Developed in collaboration with CASA Medical.

Guideline applies to certificate holders, Aviation medical examiners and assessors care providers to understand the aeromedical significance of PEP treatment.

Human immunodeficiency virus (HIV) post-exposure prophylaxis (PEP) following potential or known exposure to HIV in sexual, occupational, and non-occupational settings utilises a first-line two-drug regimen of co-formulated tenofovir disoproxil (TD) and emtricitabine (FTC), with the addition of dolutegravir 50 mg daily OR raltegravir 1200 mg daily for 28 days when three-drug PEP is recommended.

This protocol refers to PEP treatments that include:

  • Two drug regimen of TD/FTC
  • Three drug regimen of TD/FTC plus dolutegravir OR raltegravir

This medication is generally well tolerated. Do not stop taking your medication unless directed by your doctor. After initiating PEP HIV laboratory testing is undertaken at 4 –6 weeks and 3 months after exposure.

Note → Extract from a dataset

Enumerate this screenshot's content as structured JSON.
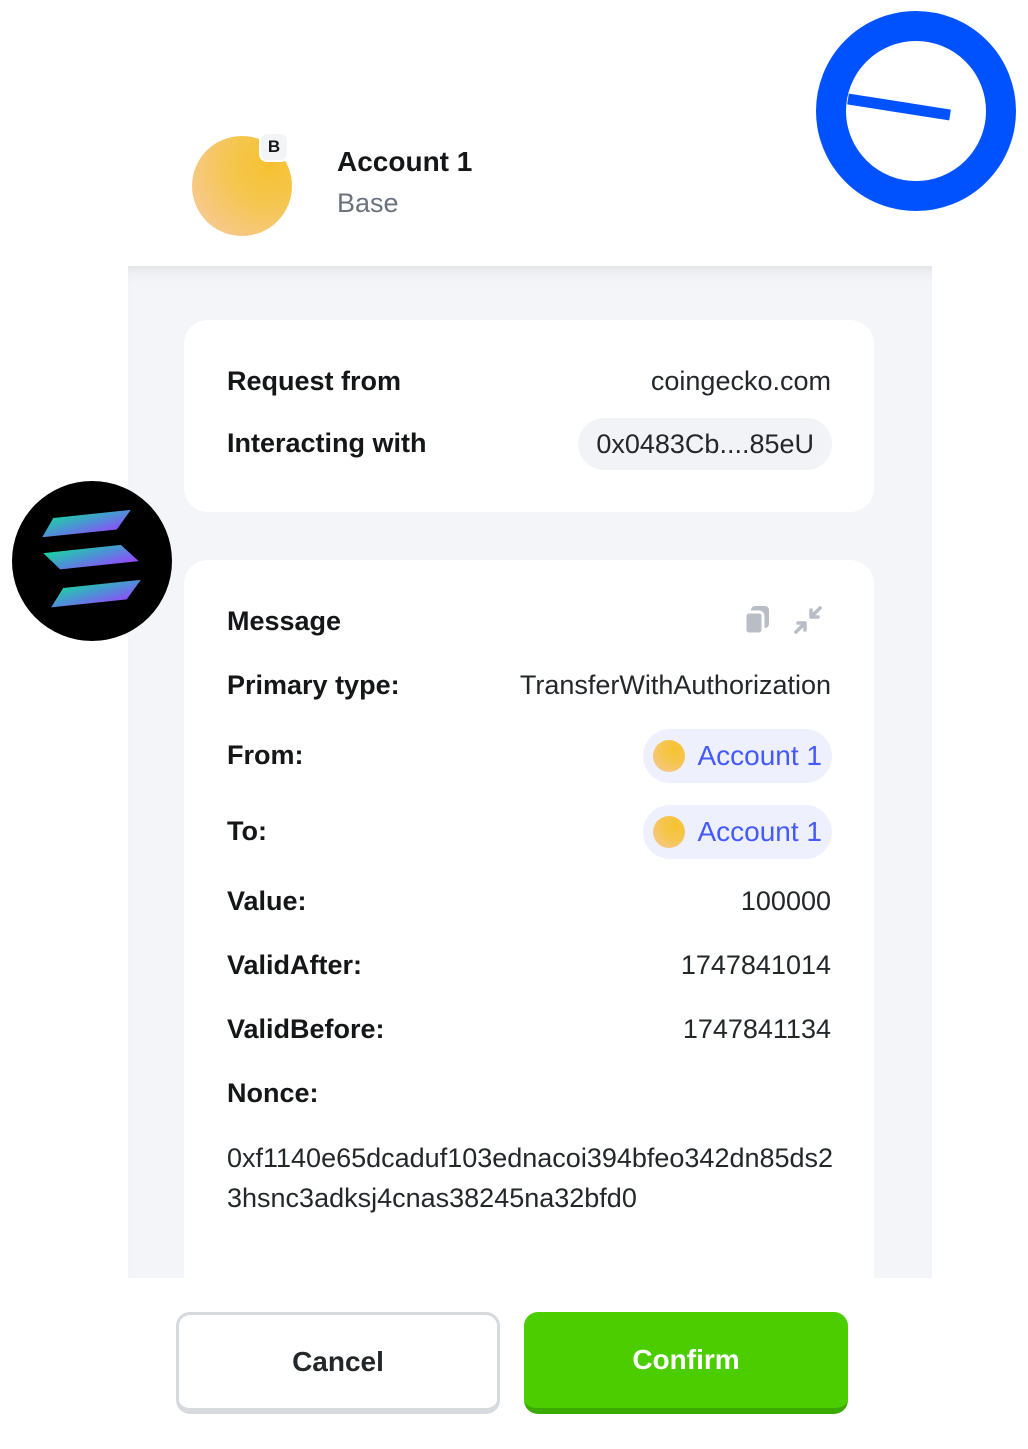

Pilot and controller information

Pilots or controllers must stop flying or operating and contact their ME if:

  • They commence PEP and should not fly or operate for a minimum period of 1 week to assess medication suitability and side effects.
  • They experience significant headache, fatigue, gastrointestinal upset, and muscle pains stop.
  • There are any safety relevant abnormal testing results.

Aeromedical relevance and implications

  • The effect of treatment on the aviation task
    • Acute Incapacitation due to medication side effects on starting treatment – e.g. vomiting.
    • Subtle incapacitation due to medication side effects on starting treatment – e.g. anxiety from potential HIV exposure, muscle pains.
  • The effect of aviation (task and environment) for treatment:  Nil
  • List of information that must be provided to ME.

Initial testing

  • Prior to commencement of PEP, patients should have a negative HIV test, hepatitis B and C serology, and kidney function test (eGFR).
  • Screening for other STIs (as per National STI guidelines) and a pregnancy test for women of child-bearing potential.
  • Other testing should be on the advice of the treating doctor.
  • Results must be reported to CAA at the time of PEP treatment only if they are abnormal/positive. 

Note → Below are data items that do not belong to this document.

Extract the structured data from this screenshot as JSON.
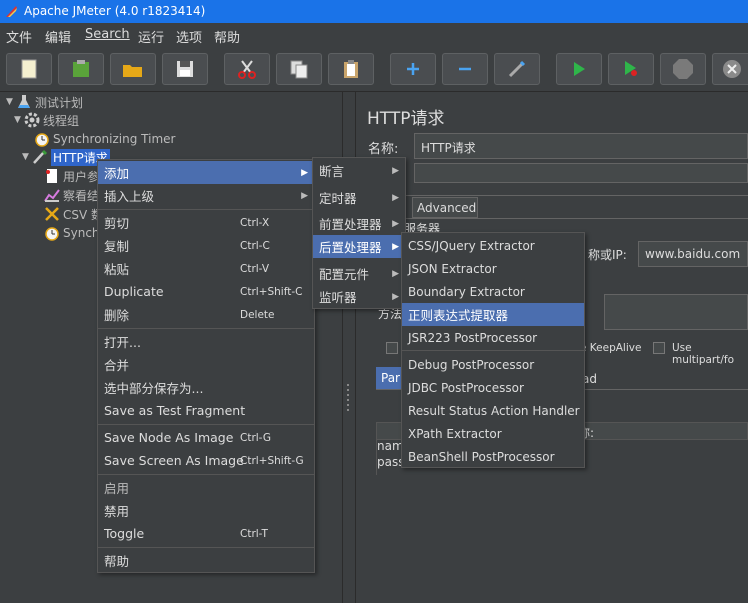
{
  "window": {
    "title": "Apache JMeter (4.0 r1823414)"
  },
  "menubar": [
    "文件",
    "编辑",
    "Search",
    "运行",
    "选项",
    "帮助"
  ],
  "toolbar": [
    "new-icon",
    "templates-icon",
    "open-icon",
    "save-icon",
    "cut-icon",
    "copy-icon",
    "paste-icon",
    "expand-icon",
    "collapse-icon",
    "toggle-icon",
    "start-icon",
    "start-no-pause-icon",
    "stop-icon",
    "shutdown-icon"
  ],
  "tree": {
    "items": [
      {
        "label": "测试计划"
      },
      {
        "label": "线程组"
      },
      {
        "label": "Synchronizing Timer"
      },
      {
        "label": "HTTP请求"
      },
      {
        "label": "用户参"
      },
      {
        "label": "察看结"
      },
      {
        "label": "CSV 数"
      },
      {
        "label": "Synch"
      }
    ]
  },
  "panel": {
    "title": "HTTP请求",
    "name_label": "名称:",
    "name_value": "HTTP请求",
    "tab_advanced": "Advanced",
    "server_group": "服务器",
    "ip_label": "称或IP:",
    "ip_value": "www.baidu.com",
    "method_label": "方法",
    "keepalive": "e KeepAlive",
    "multipart": "Use multipart/fo",
    "params_tab": "Par",
    "body_tab": "ad",
    "col_name": "称:",
    "row1": "nam",
    "row2": "pass"
  },
  "context_menu": {
    "items": [
      {
        "label": "添加",
        "sub": true
      },
      {
        "label": "插入上级",
        "sub": true
      },
      {
        "label": "剪切",
        "shortcut": "Ctrl-X"
      },
      {
        "label": "复制",
        "shortcut": "Ctrl-C"
      },
      {
        "label": "粘贴",
        "shortcut": "Ctrl-V"
      },
      {
        "label": "Duplicate",
        "shortcut": "Ctrl+Shift-C"
      },
      {
        "label": "删除",
        "shortcut": "Delete"
      },
      {
        "label": "打开..."
      },
      {
        "label": "合并"
      },
      {
        "label": "选中部分保存为..."
      },
      {
        "label": "Save as Test Fragment"
      },
      {
        "label": "Save Node As Image",
        "shortcut": "Ctrl-G"
      },
      {
        "label": "Save Screen As Image",
        "shortcut": "Ctrl+Shift-G"
      },
      {
        "label": "启用"
      },
      {
        "label": "禁用"
      },
      {
        "label": "Toggle",
        "shortcut": "Ctrl-T"
      },
      {
        "label": "帮助"
      }
    ]
  },
  "add_submenu": {
    "items": [
      "断言",
      "定时器",
      "前置处理器",
      "后置处理器",
      "配置元件",
      "监听器"
    ]
  },
  "post_processor_submenu": {
    "items": [
      "CSS/JQuery Extractor",
      "JSON Extractor",
      "Boundary Extractor",
      "正则表达式提取器",
      "JSR223 PostProcessor",
      "Debug PostProcessor",
      "JDBC PostProcessor",
      "Result Status Action Handler",
      "XPath Extractor",
      "BeanShell PostProcessor"
    ]
  },
  "colors": {
    "titlebar": "#1a73e8",
    "selection": "#2f65ca",
    "menu_active": "#4b6eaf",
    "bg": "#3c3f41"
  }
}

Ongoing surveillance requirements

  • After initiating PEP, HIV testing at 4 –6 weeks and three months after exposure is needed.

Renewal

At renewal medicals, MEs should review the testing and results that have been conducted for any course of PEP that has been undertaken since the last medical examination. These include:

  • HIV serology
  • Hep B and C serology
  • Results of any other tests the treating doctor has requested
  • Treatment provider reports

ME aeromedical decision guide

ALL the following criteria must be met before a medical examiner may issue a medical certificate. All documentation regarding the assessment must be sent to CAA.

ME must confirm Tick
PEP drugs being used for an appropriate clinical indication as outlined in the 
in the ASHM National PEP Guidelines

Absence of side effects. 

  • such as nausea, gastrointestinal upset, diarrhoea and headaches myalgias and arthralgias have been reported.
Recommended laboratory testing is negative
ME considers safe to certify 

An AMC referral to CAA NZ AvMed is required if a pilot’s or controller’s condition does not meet all the above criteria and they consent to their condition being considered under flexibility to the CAR 67 rules.